Perform OCR Online. Image to Text using Python SDK

Optical Character Recognition is a smart way to recognize content over raster images. It even becomes more useful when you need to preserve the old archival literature in a digital format. Thousands of years old books can be easily preserved by transforming them into the form of digital libraries using OCR operations. Also, over the years, this need has become ubiquitous. So in order to accomplish this requirement, either you need to use some out-of-the-box software, or in case you need to perform bulk operations without human intervention, the quick and easiest way is to use programming API. In the rest of the article, we are going to explain steps on how to perform OCR on images using Python REST API.

OCR Online REST API
- Supported languages
- Supported file formats
OCR Online using Python

OCR Online REST API

Aspose.OCR Cloud SDK for Python is remarkable when it comes to optical character recognition over raster images (BMP, JPEG, GIF, PNG, TIFF). When performing OCR operations, it enables you to read the characters as well as font information. You may Perform the OCR on the whole image or a specific portion while providing X and Y coordinates. After the Optical Characters Recognition is completed, the response is returned in the XML or JSON formats and the extracted text can be saved into TXT, PDF, and HOCR formats. Specified below are some high-level features.

Automatic skew correction
Automatic and manual document layout detection
Advanced automated image pre-processing
Supports multiple international languages
High speed with no hardware resources

Supported languages

Along with the English language, the API is fully capable of recognizing text in French, German, Italian, Portuguese and Spanish languages.

Supported file formats

Specified below is the complete list of file formats that are currently supported by REST API for OCR operations.

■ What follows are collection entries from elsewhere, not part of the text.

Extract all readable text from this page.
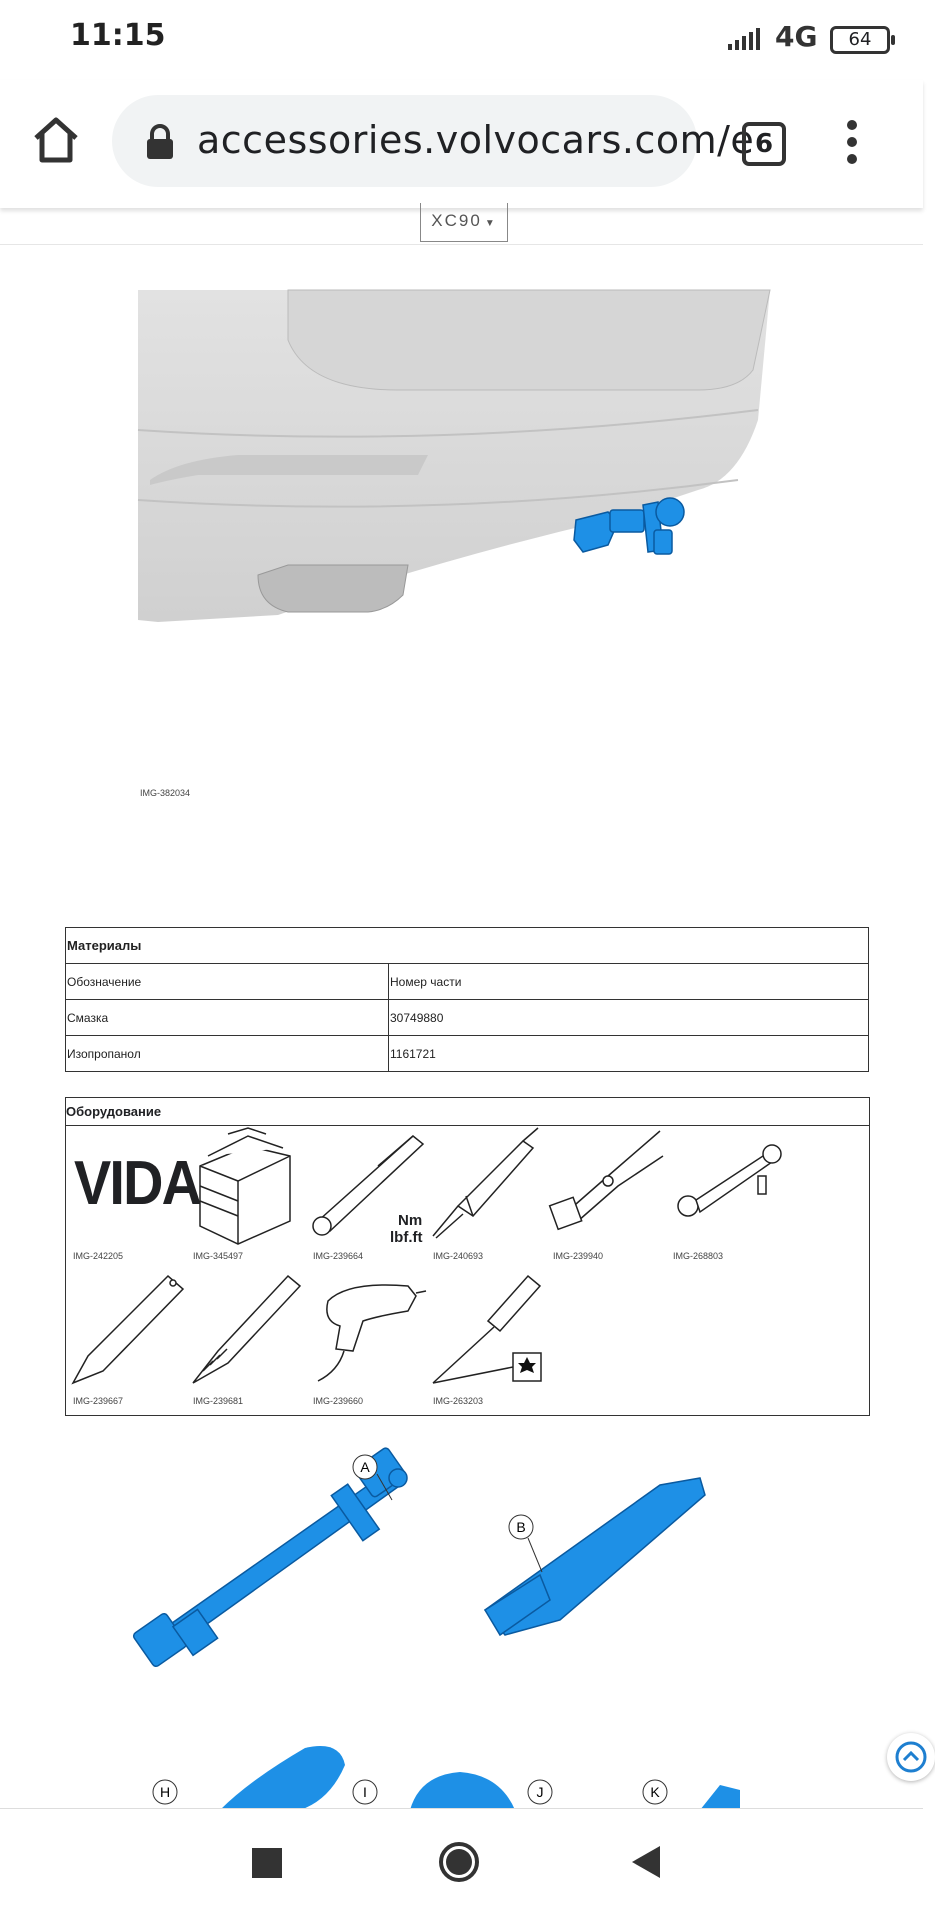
11:15	4G	64
accessories.volvocars.com/e 6
XC90 ▼
IMG-382034
Материалы	
Обозначение	Номер части
Смазка	30749880
Изопропанол	1161721
Оборудование
VIDA
IMG-242205	IMG-345497
Nm
lbf.ft
IMG-239664	IMG-240693	IMG-239940	IMG-268803
IMG-239667	IMG-239681	IMG-239660	IMG-263203
A
B
H	I	J	K
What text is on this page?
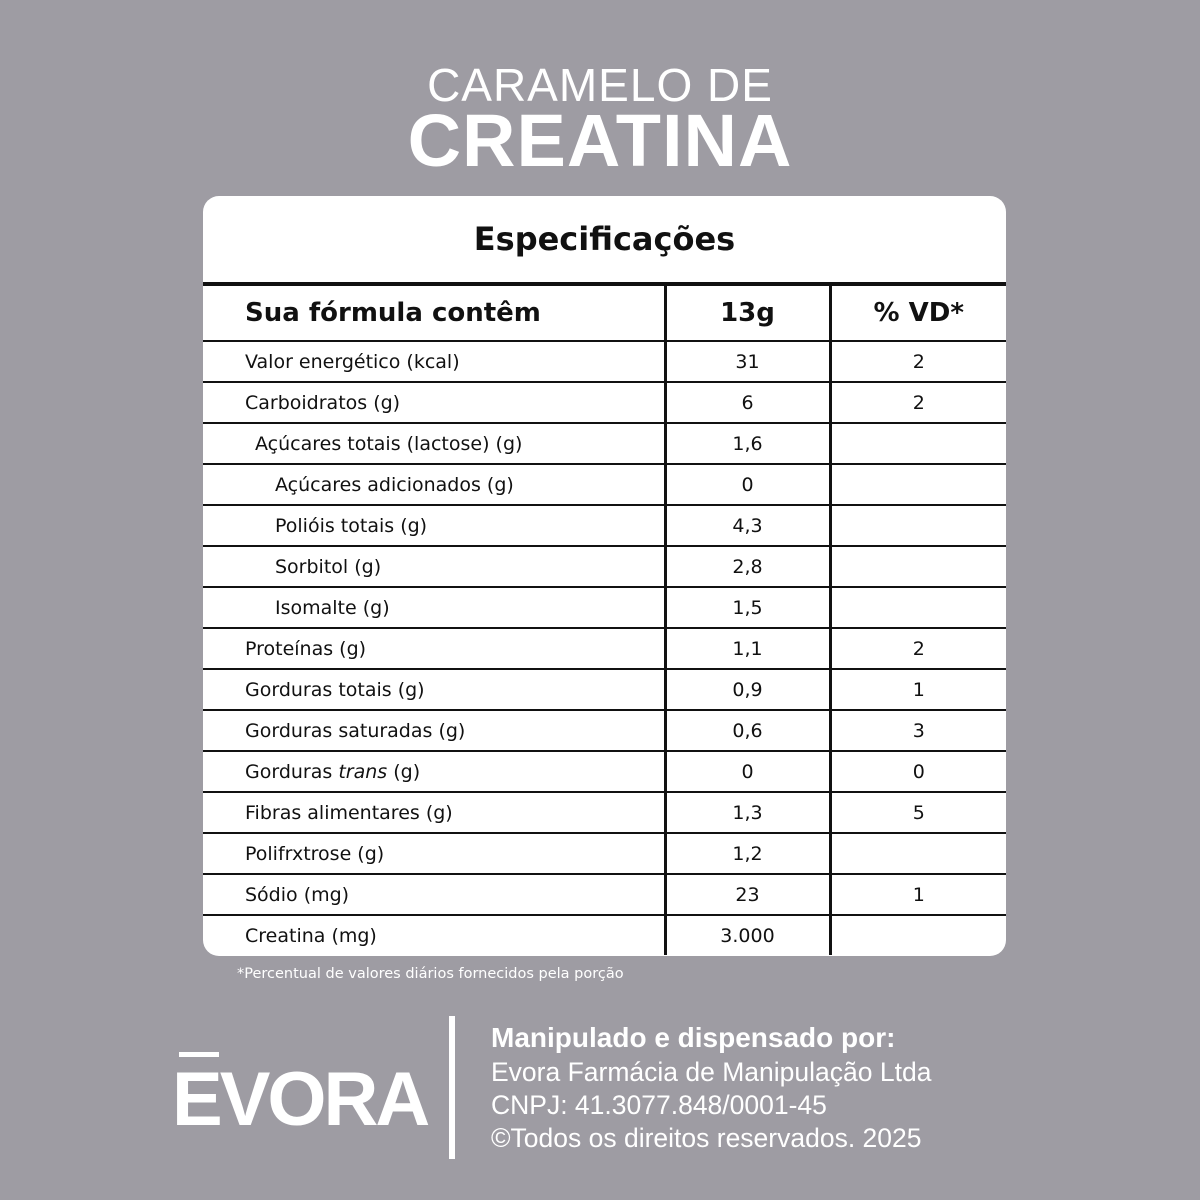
CARAMELO DE
CREATINA
Especificações
Sua fórmula contêm	13g	% VD*
Valor energético (kcal)	31	2
Carboidratos (g)	6	2
Açúcares totais (lactose) (g)	1,6	
Açúcares adicionados (g)	0	
Polióis totais (g)	4,3	
Sorbitol (g)	2,8	
Isomalte (g)	1,5	
Proteínas (g)	1,1	2
Gorduras totais (g)	0,9	1
Gorduras saturadas (g)	0,6	3
Gorduras trans (g)	0	0
Fibras alimentares (g)	1,3	5
Polifrxtrose (g)	1,2	
Sódio (mg)	23	1
Creatina (mg)	3.000	
*Percentual de valores diários fornecidos pela porção
EVORA
Manipulado e dispensado por:
Evora Farmácia de Manipulação Ltda
CNPJ: 41.3077.848/0001-45
©Todos os direitos reservados. 2025
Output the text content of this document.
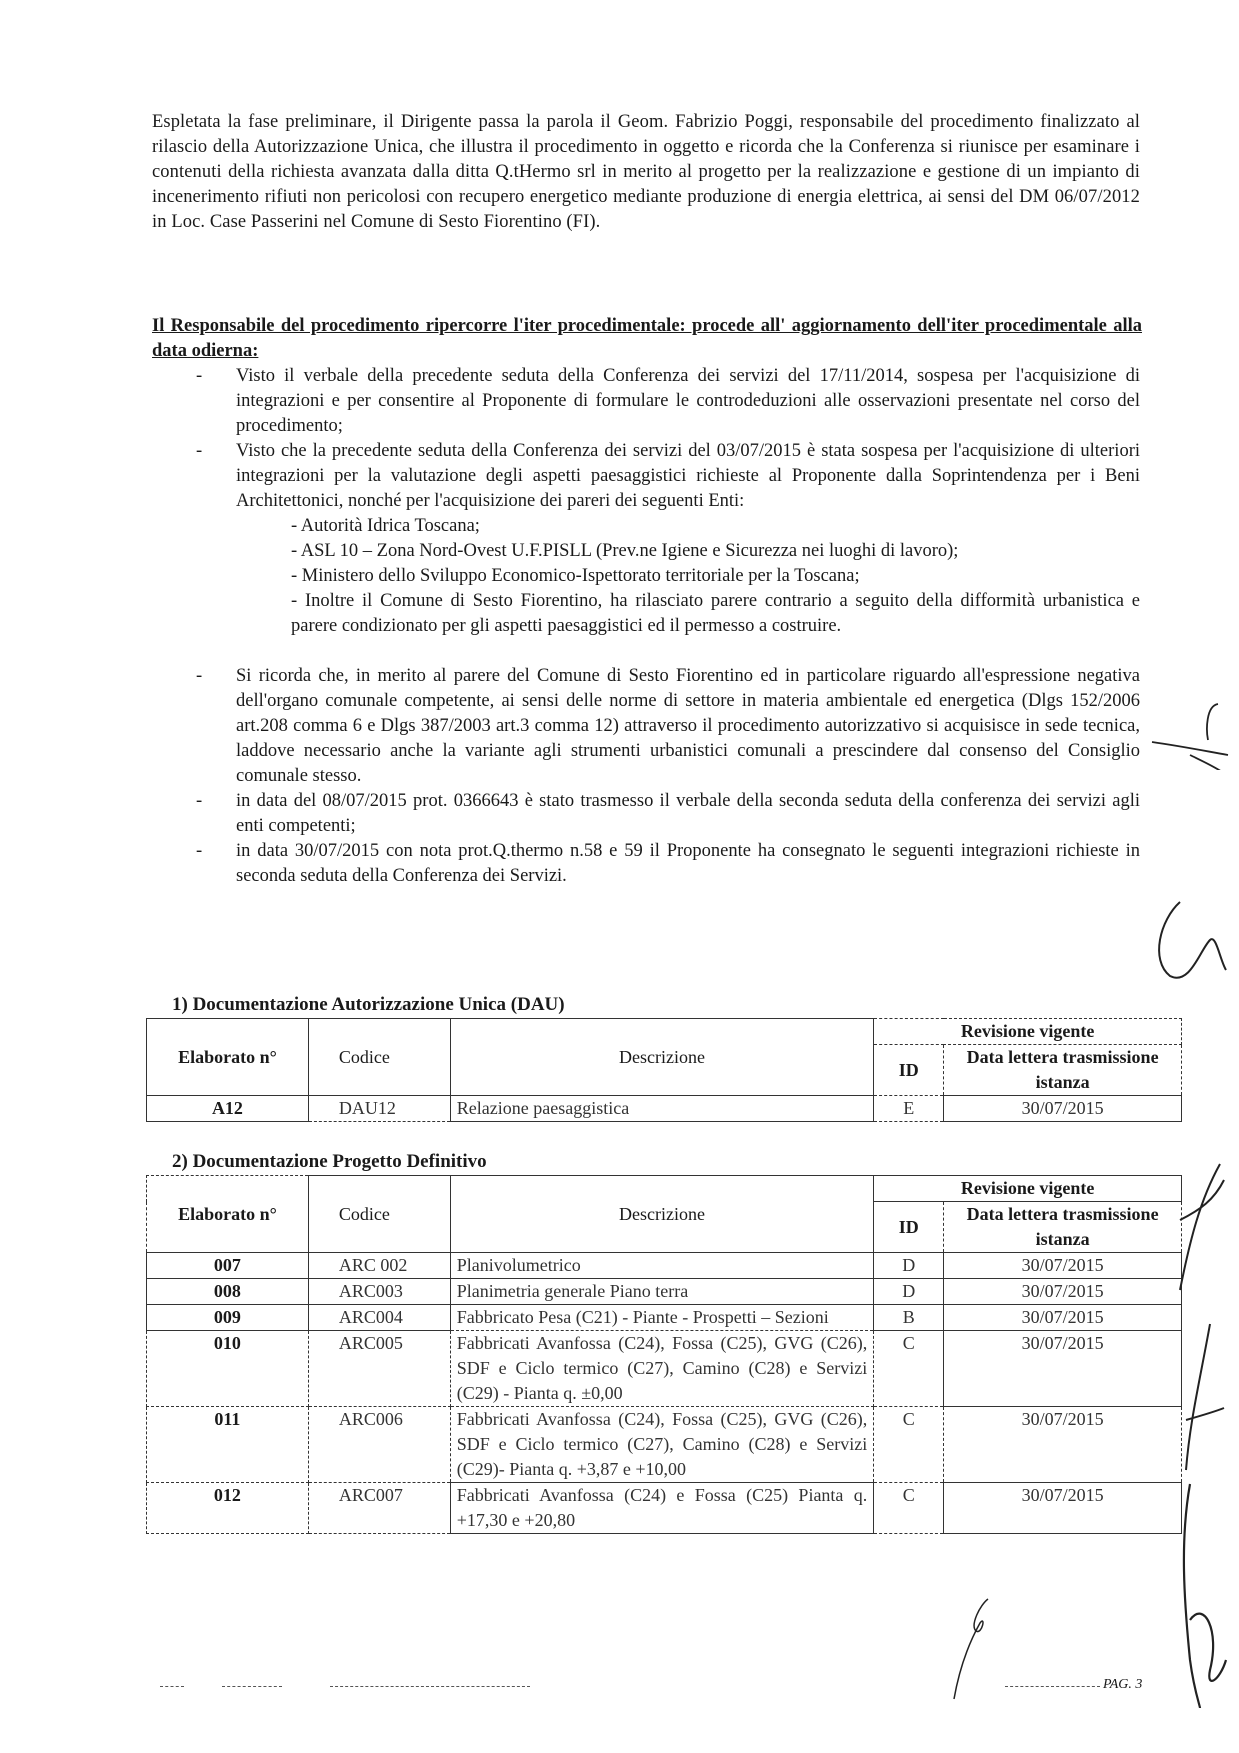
Espletata la fase preliminare, il Dirigente passa la parola il Geom. Fabrizio Poggi, responsabile del procedimento finalizzato al rilascio della Autorizzazione Unica, che illustra il procedimento in oggetto e ricorda che la Conferenza si riunisce per esaminare i contenuti della richiesta avanzata dalla ditta Q.tHermo srl in merito al progetto per la realizzazione e gestione di un impianto di incenerimento rifiuti non pericolosi con recupero energetico mediante produzione di energia elettrica, ai sensi del DM 06/07/2012 in Loc. Case Passerini nel Comune di Sesto Fiorentino (FI).
Il Responsabile del procedimento ripercorre l'iter procedimentale: procede all' aggiornamento dell'iter procedimentale alla data odierna:
- Visto il verbale della precedente seduta della Conferenza dei servizi del 17/11/2014, sospesa per l'acquisizione di integrazioni e per consentire al Proponente di formulare le controdeduzioni alle osservazioni presentate nel corso del procedimento;
- Visto che la precedente seduta della Conferenza dei servizi del 03/07/2015 è stata sospesa per l'acquisizione di ulteriori integrazioni per la valutazione degli aspetti paesaggistici richieste al Proponente dalla Soprintendenza per i Beni Architettonici, nonché per l'acquisizione dei pareri dei seguenti Enti:
- Autorità Idrica Toscana;
- ASL 10 – Zona Nord-Ovest U.F.PISLL (Prev.ne Igiene e Sicurezza nei luoghi di lavoro);
- Ministero dello Sviluppo Economico-Ispettorato territoriale per la Toscana;
- Inoltre il Comune di Sesto Fiorentino, ha rilasciato parere contrario a seguito della difformità urbanistica e parere condizionato per gli aspetti paesaggistici ed il permesso a costruire.
- Si ricorda che, in merito al parere del Comune di Sesto Fiorentino ed in particolare riguardo all'espressione negativa dell'organo comunale competente, ai sensi delle norme di settore in materia ambientale ed energetica (Dlgs 152/2006 art.208 comma 6 e Dlgs 387/2003 art.3 comma 12) attraverso il procedimento autorizzativo si acquisisce in sede tecnica, laddove necessario anche la variante agli strumenti urbanistici comunali a prescindere dal consenso del Consiglio comunale stesso.
- in data del 08/07/2015 prot. 0366643 è stato trasmesso il verbale della seconda seduta della conferenza dei servizi agli enti competenti;
- in data 30/07/2015 con nota prot.Q.thermo n.58 e 59 il Proponente ha consegnato le seguenti integrazioni richieste in seconda seduta della Conferenza dei Servizi.
1) Documentazione Autorizzazione Unica (DAU)
Elaborato n°	Codice	Descrizione	Revisione vigente	
			ID	Data lettera trasmissione istanza
A12	DAU12	Relazione paesaggistica	E	30/07/2015
2) Documentazione Progetto Definitivo
Elaborato n°	Codice	Descrizione	Revisione vigente	
			ID	Data lettera trasmissione istanza
007	ARC 002	Planivolumetrico	D	30/07/2015
008	ARC003	Planimetria generale Piano terra	D	30/07/2015
009	ARC004	Fabbricato Pesa (C21) - Piante - Prospetti – Sezioni	B	30/07/2015
010	ARC005	Fabbricati Avanfossa (C24), Fossa (C25), GVG (C26), SDF e Ciclo termico (C27), Camino (C28) e Servizi (C29) - Pianta q. ±0,00	C	30/07/2015
011	ARC006	Fabbricati Avanfossa (C24), Fossa (C25), GVG (C26), SDF e Ciclo termico (C27), Camino (C28) e Servizi (C29)- Pianta q. +3,87 e +10,00	C	30/07/2015
012	ARC007	Fabbricati Avanfossa (C24) e Fossa (C25) Pianta q. +17,30 e +20,80	C	30/07/2015
PAG. 3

.bmp, .dib, .jpeg, .jpg, .jpe, .jp2, .png, .webp, .pbm, .pgm, .ppm, .pxm, .pnm .pfm, .sr, .ras, .tiff, .tif, .exr, .hdr, .pic

OCR Online using Python

Our APIs are developed as per REST architecture, so in this section, we are going to explore the Image to Text conversion using cURL commands. We understand that the cURL commands are the flexible way of accessing REST APIs via console. Now one of the pre-requisite is to generate a JWT token. For further related details, please visit How to Obtain JWT token using a Client ID and Client Secret.

curl -v "https://api.aspose.cloud/oauth2/token" \-X POST \-d "grant_type=client_credentials&client_id=xxxxx-xxxx-xxx-xxxx-&client_secret=xxxxxxxxx" \-H "Content-Type: application/x-www-form-urlencoded" \ -H "Accept: application/json"

Once you have the JWT token, please try using the following command to perform an OCR operation on an image located on cloud storage, containing English text.

curl -X GET "https://api.aspose.cloud/v3.0/ocr/downsize.jpeg/recognize?language=1" -H "accept: application/json" -H "authorization: Bearer <JWT Token>"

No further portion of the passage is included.